Jakarta (KABARIN) - Bogor Hornbills mencatatkan malam bersejarah di final Indonesian Basketball League (IBL) 2026. Tim asal Kota Hujan itu sukses membungkam Pelita Jaya Jakarta dengan skor telak 83-63 pada gim kedua final yang berlangsung di GMSB, Jakarta, Minggu (21/6).
Kemenangan ini bukan sekadar menyamakan kedudukan menjadi 1-1 dalam seri final berformat best-of-five. Lebih dari itu, Hornbills akhirnya berhasil mematahkan dominasi Pelita Jaya yang selama beberapa tahun terakhir menjadi momok bagi mereka.
Power forward Bogor Hornbills, Travin Thibodeaux, mengaku kemenangan tersebut menjadi ajang balas dendam setelah timnya kalah tipis pada pertandingan pertama.
"Sebenarnya ini adalah pembalasan dari laga pertama pada Jumat (19/6)," kata Travin Thibodeaux di Jakarta, Senin.
Pada gim pertama, Hornbills sebenarnya sempat memberikan perlawanan sengit sebelum akhirnya menyerah dengan skor 87-90. Namun pada pertandingan kedua, mereka tampil jauh lebih konsisten dan agresif sejak kuarter pertama hingga laga berakhir.
Menurut Thibodeaux, perbedaan terbesar dibandingkan laga sebelumnya adalah kemampuan tim menjaga performa sepanjang pertandingan.
"Pada laga pertama kami juga sudah bermain bagus, tetapi tidak bisa menyelesaikan pertandingan dengan baik, jadi bedanya dibandingkan laga kedua, kami bermain bagus dari awal sampai akhir," ujar Thibodeaux yang merupakan MVP League IBL 2026.
Pemain asal Amerika Serikat itu menambahkan bahwa seluruh pemain tetap fokus menjalankan strategi yang telah disiapkan sehingga mampu meraih kemenangan penting tersebut.

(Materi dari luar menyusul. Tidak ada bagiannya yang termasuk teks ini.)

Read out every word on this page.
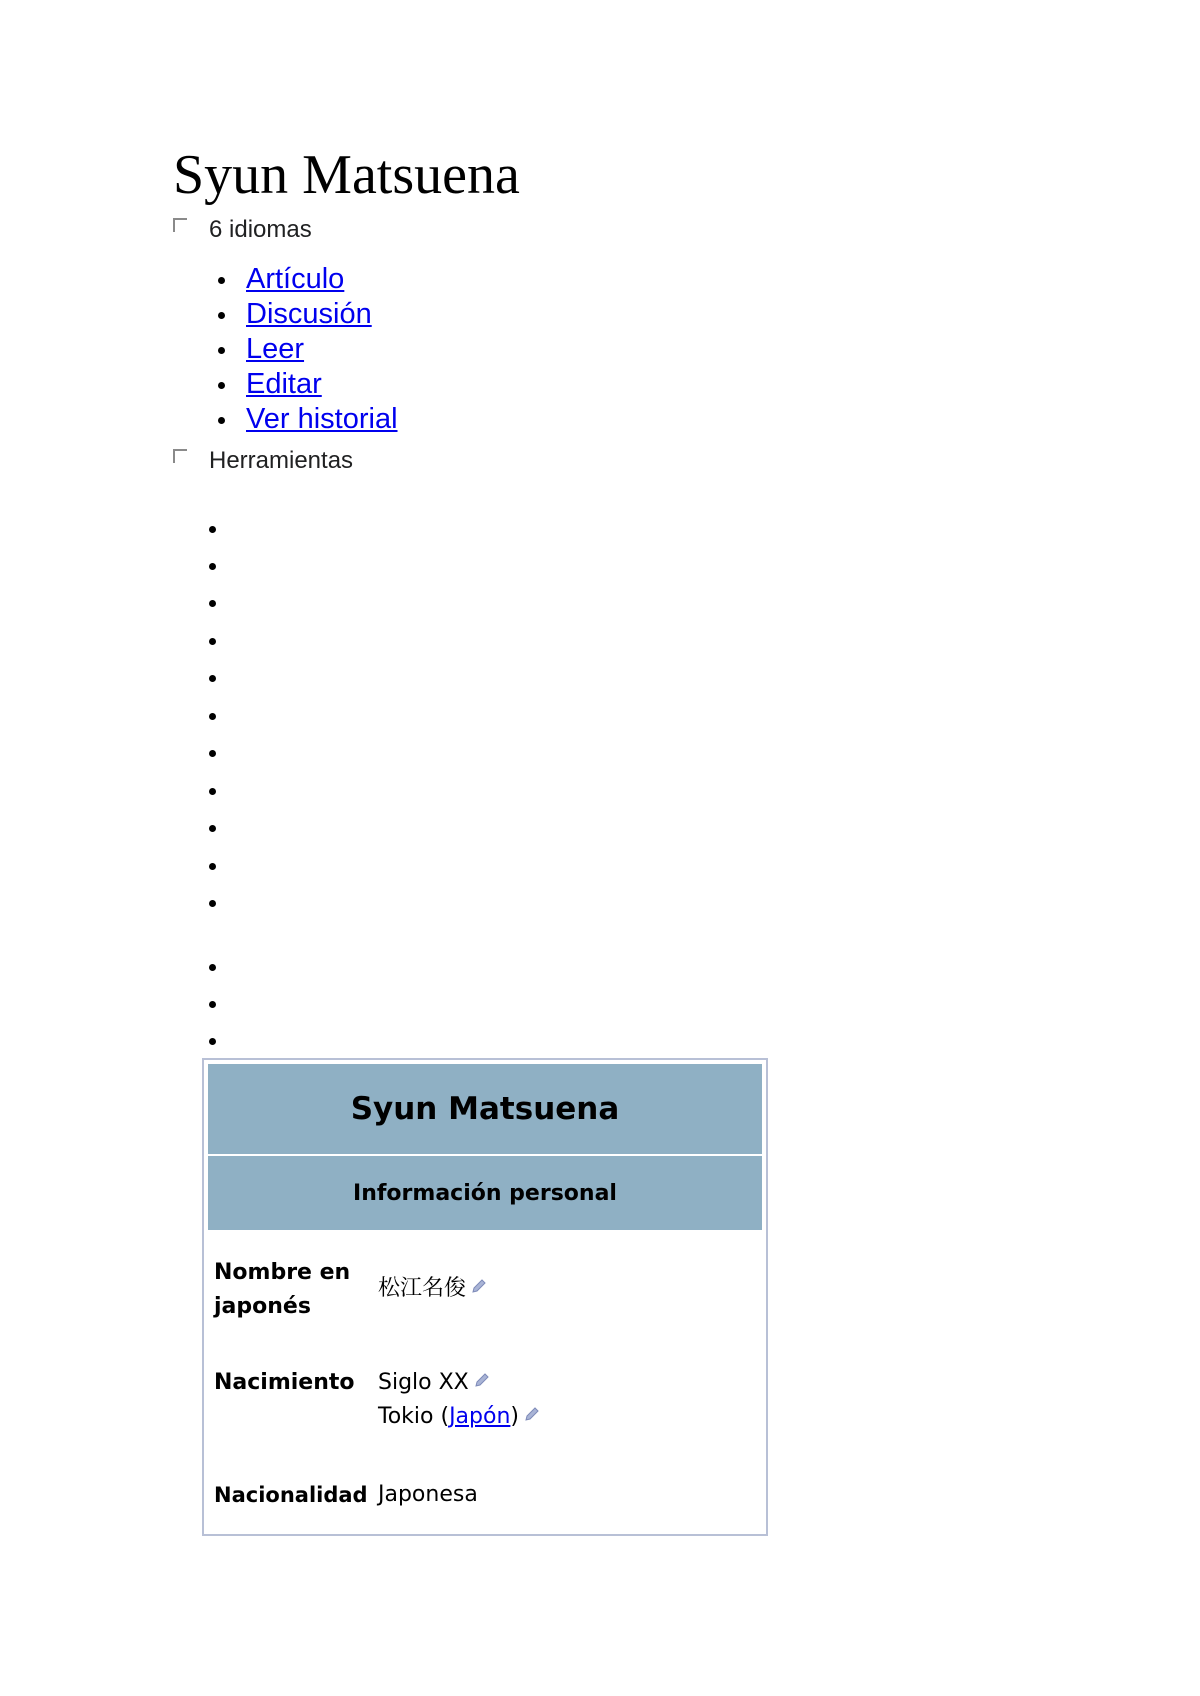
Syun Matsuena
6 idiomas
Artículo
Discusión
Leer
Editar
Ver historial
Herramientas
Syun Matsuena
Información personal
Nombre en japonés
松江名俊
Nacimiento	Siglo XX
Tokio (Japón)
Nacionalidad Japonesa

Kemenangan ini sekaligus mengakhiri catatan buruk Hornbills saat berhadapan dengan Pelita Jaya. Sebelum laga tersebut, mereka hanya mampu meraih satu kemenangan dari 11 pertemuan sejak 2022 dan menelan 10 kekalahan dari tim Jakarta tersebut.
Tak hanya itu, Hornbills juga menciptakan rekor baru di panggung final IBL. Mereka menjadi tim kedua setelah Satria Muda yang mampu memenangkan pertandingan final dengan selisih 20 poin.
Sebelumnya, Satria Muda pernah mencatatkan kemenangan dengan margin serupa pada final IBL 2017 dan 2021. Menariknya, tim yang menjadi korban saat itu juga sama, yakni Pelita Jaya Jakarta.
Di lapangan, Travin Thibodeaux tampil sebagai bintang utama kemenangan Hornbills. Pemain yang menyabet gelar MVP musim ini itu mencetak 36 poin dan menjadi mesin poin utama timnya.
Kontribusi besar juga datang dari Stephaun Branch yang membukukan 20 poin, enam rebound, tujuh assist, dan lima steal. Sementara Kaleb Wesson mencatatkan double-double dengan torehan 16 poin dan 13 rebound.
Di kubu Pelita Jaya, Agassi Yeshe Goantara menjadi pencetak poin terbanyak dengan 15 angka. Perrin Buford turut menyumbangkan 13 poin, namun belum cukup untuk menghindarkan timnya dari kekalahan telak.
Persaingan final IBL 2026 kini semakin panas setelah kedudukan menjadi imbang 1-1. Dua pertandingan berikutnya akan digelar di markas Bogor Hornbills, yakni GOR Laga Tangkas, Kabupaten Bogor, Jawa Barat, pada 24 dan 26 Juni.
Bermain di depan pendukung sendiri tentu menjadi keuntungan bagi Hornbills yang sedang berada dalam momentum positif. Di sisi lain, Pelita Jaya harus segera bangkit jika tidak ingin kehilangan peluang mempertahankan dominasi mereka di kompetisi basket tertinggi Indonesia.
Jika hingga gim keempat kedua tim masih sama kuat dengan skor 2-2, pertandingan penentuan akan kembali digelar di GMSB Jakarta pada 28 Juni mendatang.